Nella categoria «documentario» l’Academy ha nominato «The Act of Killing» di Joshua Oppenheimer e Signe Byrge Sørensen, insieme a «Cutie and the Boxer» di
Zachary Heinzerling e Lydia Dean Pilcher, «Dirty Wars» di Richard Rowley and Jeremy Scahill, «The Square» di Jehane Noujaim e Karim Amer, e «20 Feet from Stardom». Il film di Oppenheimer è senz’altro tra i favoriti considerando anche i molti premi ottenuti nel mondo. É più sorprendente invece che nella categoria dei film stranieri ci sia « L’immagine mancante di Rithy Pahn», anche questo un «documentario», che un programmer un po’ prevedibile inserirebbe in un doppio programma con «The Act of Killing». Entrambi, infatti, raccontano un massacro di milioni di persone, uno in Indonesia, l’altro in Cambogia, pure se in modo opposto.
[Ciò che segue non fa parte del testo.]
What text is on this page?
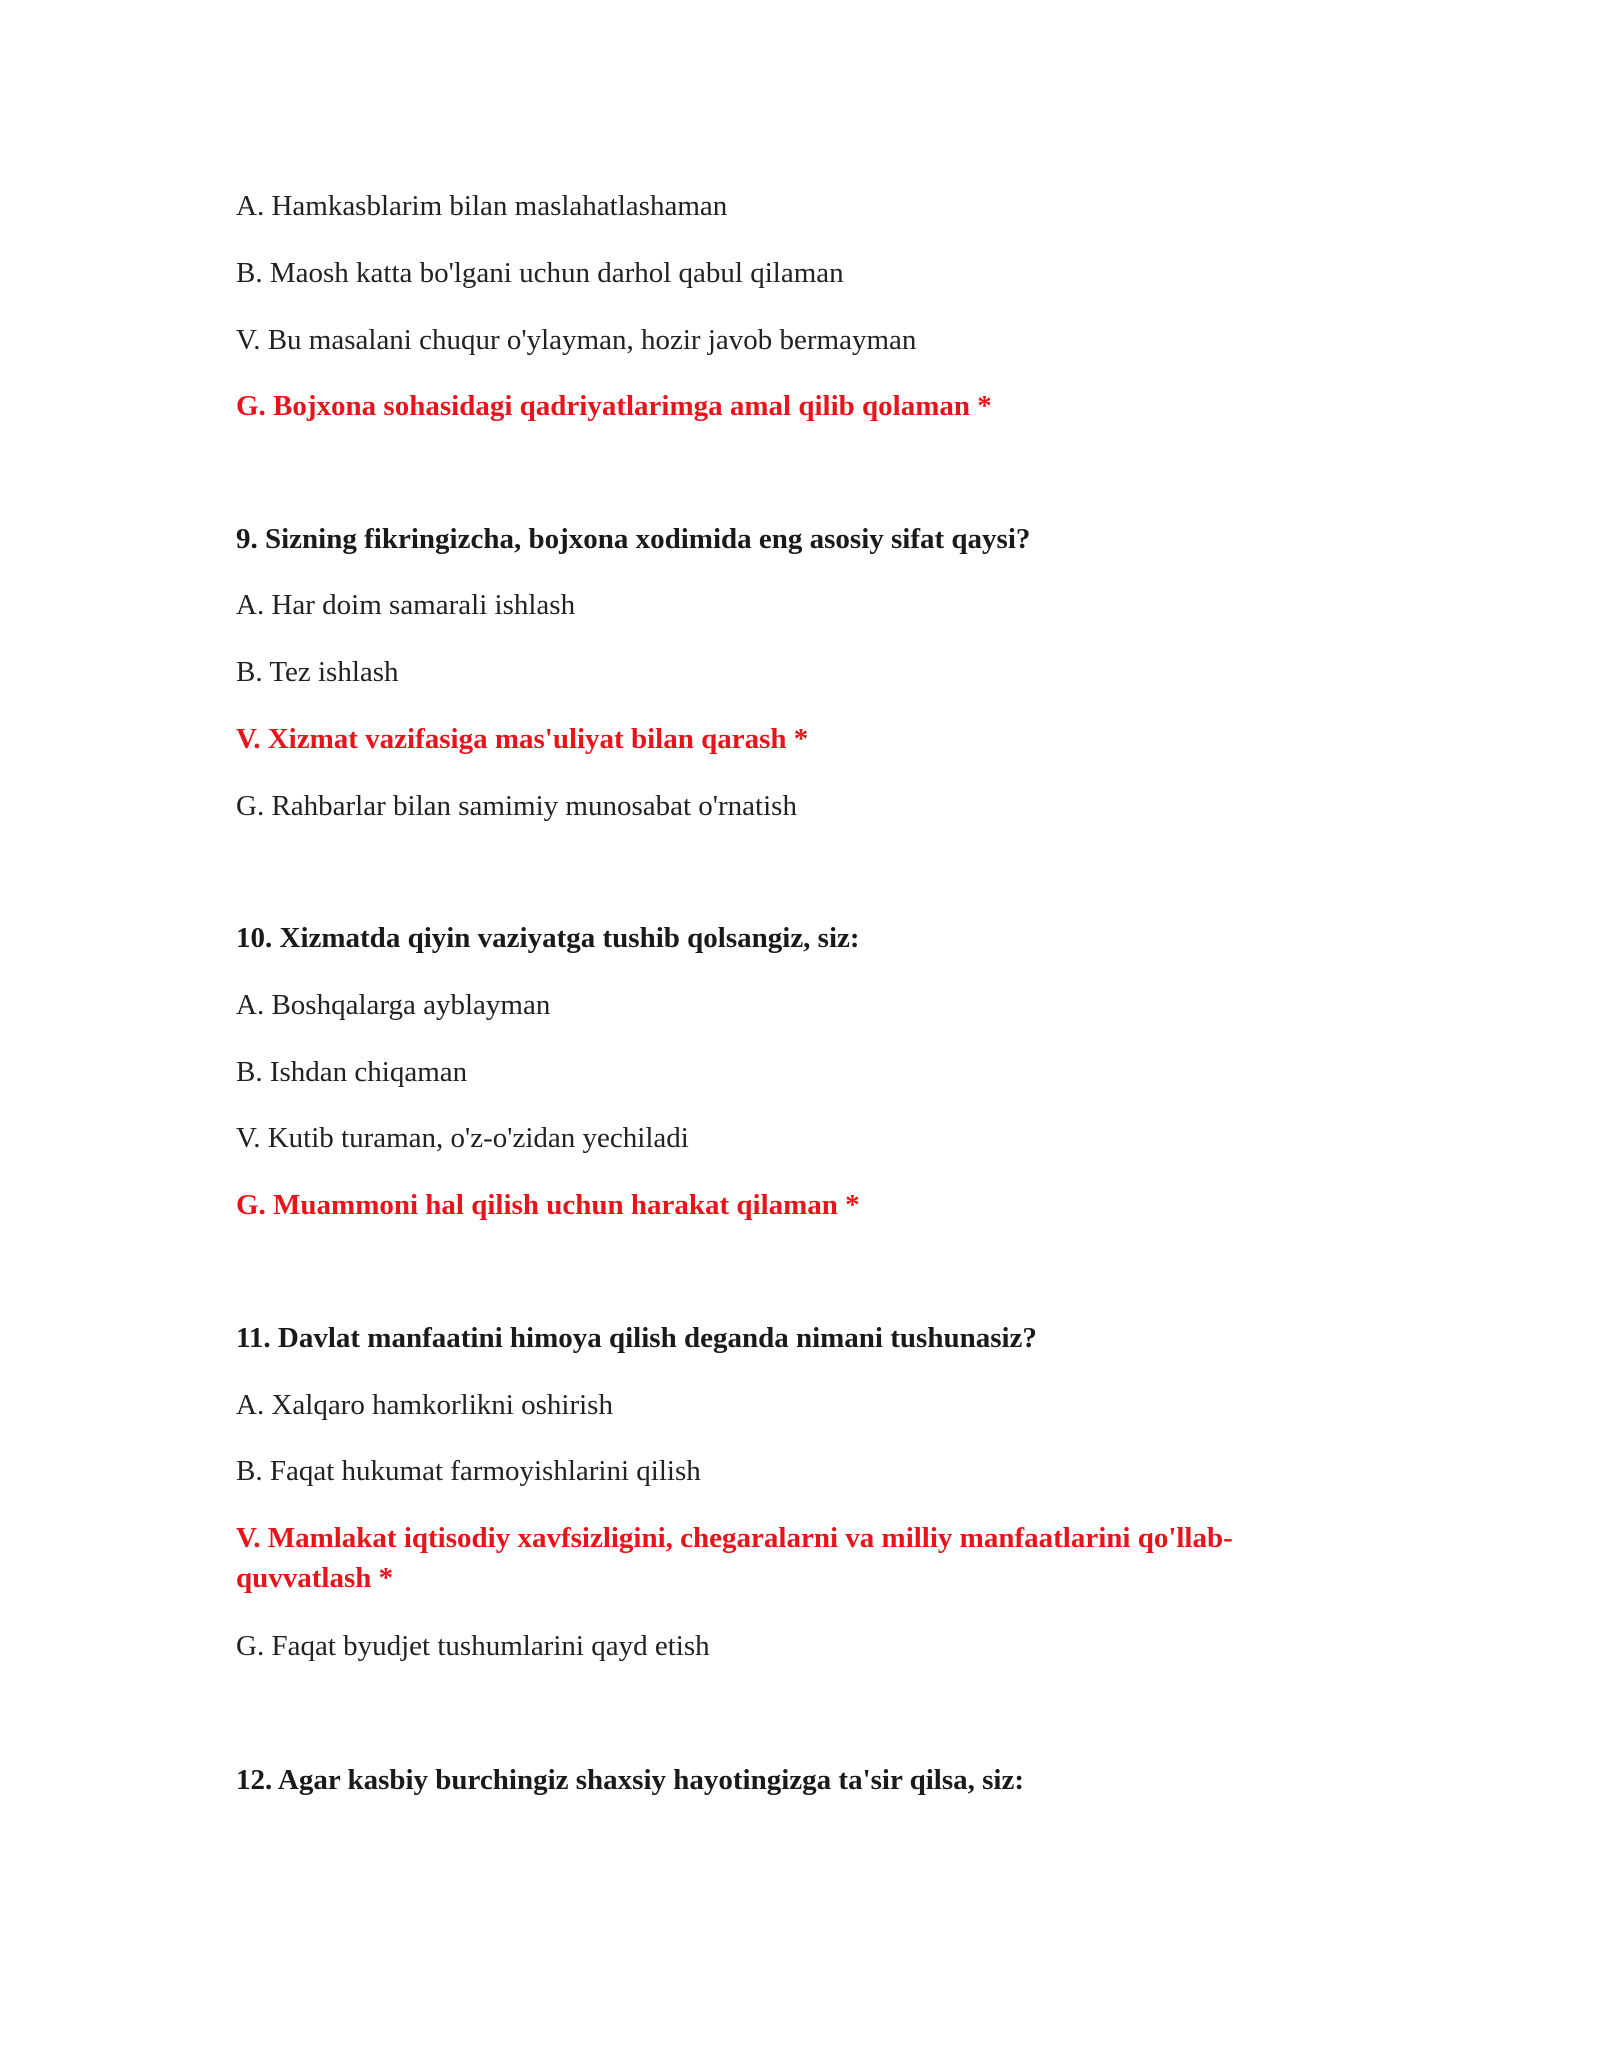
A. Hamkasblarim bilan maslahatlashaman
B. Maosh katta bo'lgani uchun darhol qabul qilaman
V. Bu masalani chuqur o'ylayman, hozir javob bermayman
G. Bojxona sohasidagi qadriyatlarimga amal qilib qolaman *
9. Sizning fikringizcha, bojxona xodimida eng asosiy sifat qaysi?
A. Har doim samarali ishlash
B. Tez ishlash
V. Xizmat vazifasiga mas'uliyat bilan qarash *
G. Rahbarlar bilan samimiy munosabat o'rnatish
10. Xizmatda qiyin vaziyatga tushib qolsangiz, siz:
A. Boshqalarga ayblayman
B. Ishdan chiqaman
V. Kutib turaman, o'z-o'zidan yechiladi
G. Muammoni hal qilish uchun harakat qilaman *
11. Davlat manfaatini himoya qilish deganda nimani tushunasiz?
A. Xalqaro hamkorlikni oshirish
B. Faqat hukumat farmoyishlarini qilish
V. Mamlakat iqtisodiy xavfsizligini, chegaralarni va milliy manfaatlarini qo'llab-quvvatlash *
G. Faqat byudjet tushumlarini qayd etish
12. Agar kasbiy burchingiz shaxsiy hayotingizga ta'sir qilsa, siz:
Sui nostri siti, in rete, su ogni media e probabilmente al bar si parla solo di Sorrentino, e il tricolore sventola come nemmeno ai mondiali di calcio. Il tifo pro-Grande bellezza è sfegatato. Il fatto è che mentre si parla sempre di crisi del cinema italiano, finalmente si può dire, e con la stessa retorica, che il cinema italiano torna a vincere ecc ecc. Che poi le nomine agli Oscar non corrispondano a una forza di immaginario (nazionale, meticcio, oltreconfine quant’altro) poco importa. Del resto: quanti si ricordano che l’ultima nomination nel 2006 per un film italiano nella cinquina andò a «La bestia nel cuore», film davvero improponibile che pure aveva conquistato i gusti (ineffabili?) dei componenti dell’Academy. Poco male.
Io tifo Rithy Pahn anche se qualcuno (rubo la citazione) mi dice che è come tifare Inter in questo campionato. Certo i film più appetibili, dal punto di vista della statuetta, sono spariti e la strada per Sorrentino ora è un po’ più semplice. Ma, come detto, le vie dell’Academy sono ineffabili.